The charges, if proven, could see Henderson jailed for up to a year.
A high-profile property developer whose battle with Inland Revenue spawned a book and a movie, Henderson was bankrupted for a second time in November 2010 with debts totalling more than $140 million.
The Herald revealed in January that the Official Assignee - the Crown authority that manages bankrupts - was opposing Henderson's automatic release from bankruptcy.
The OA said this means Henderson would remain an undischarged bankrupt until his affairs had been examined in the High Court.
The national manager of the Insolvency & Trustee Service, Robyn Cox, confirmed the OA had also laid two charges against Henderson.

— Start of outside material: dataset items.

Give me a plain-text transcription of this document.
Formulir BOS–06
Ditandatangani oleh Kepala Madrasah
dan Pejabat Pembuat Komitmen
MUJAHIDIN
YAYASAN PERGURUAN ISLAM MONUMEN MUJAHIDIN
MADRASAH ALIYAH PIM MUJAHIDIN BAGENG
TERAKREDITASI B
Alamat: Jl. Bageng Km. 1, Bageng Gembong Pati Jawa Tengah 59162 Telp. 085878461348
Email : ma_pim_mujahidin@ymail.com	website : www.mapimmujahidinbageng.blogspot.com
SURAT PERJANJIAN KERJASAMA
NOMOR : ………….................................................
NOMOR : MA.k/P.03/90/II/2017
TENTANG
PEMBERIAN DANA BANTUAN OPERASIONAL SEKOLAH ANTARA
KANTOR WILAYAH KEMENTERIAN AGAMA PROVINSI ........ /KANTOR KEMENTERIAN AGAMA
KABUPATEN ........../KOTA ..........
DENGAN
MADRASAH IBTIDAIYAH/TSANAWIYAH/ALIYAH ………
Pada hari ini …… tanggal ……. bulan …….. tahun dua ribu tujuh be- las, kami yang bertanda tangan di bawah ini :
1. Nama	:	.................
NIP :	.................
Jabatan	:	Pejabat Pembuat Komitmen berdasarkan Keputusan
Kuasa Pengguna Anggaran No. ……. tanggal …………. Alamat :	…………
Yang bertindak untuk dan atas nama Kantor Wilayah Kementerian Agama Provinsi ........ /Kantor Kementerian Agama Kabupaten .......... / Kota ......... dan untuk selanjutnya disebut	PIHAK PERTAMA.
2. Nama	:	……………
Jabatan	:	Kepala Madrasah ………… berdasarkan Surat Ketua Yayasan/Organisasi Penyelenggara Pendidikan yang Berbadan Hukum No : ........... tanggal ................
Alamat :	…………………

The first alleged he had wilfully misled or attempted to mislead the OA or any "person concerned in the administration of the Insolvency Act 2006, by failing to disclose information relevant to his status as a bankrupt". The second charge was for Henderson allegedly obtaining credit of at least $1000 when a bankrupt.
The charges have a maximum penalty of 12 months in prison or a fine of $5000, or both.
Asked if he would be defending the charges, Henderson said: "Of course. They're nonsense."
Henderson said he would conduct his own defence.
"I know it as well as anyone. I understand it so I'm happy to do that."
As the matter was before the court, the OA said it could not provide any further information on the charges.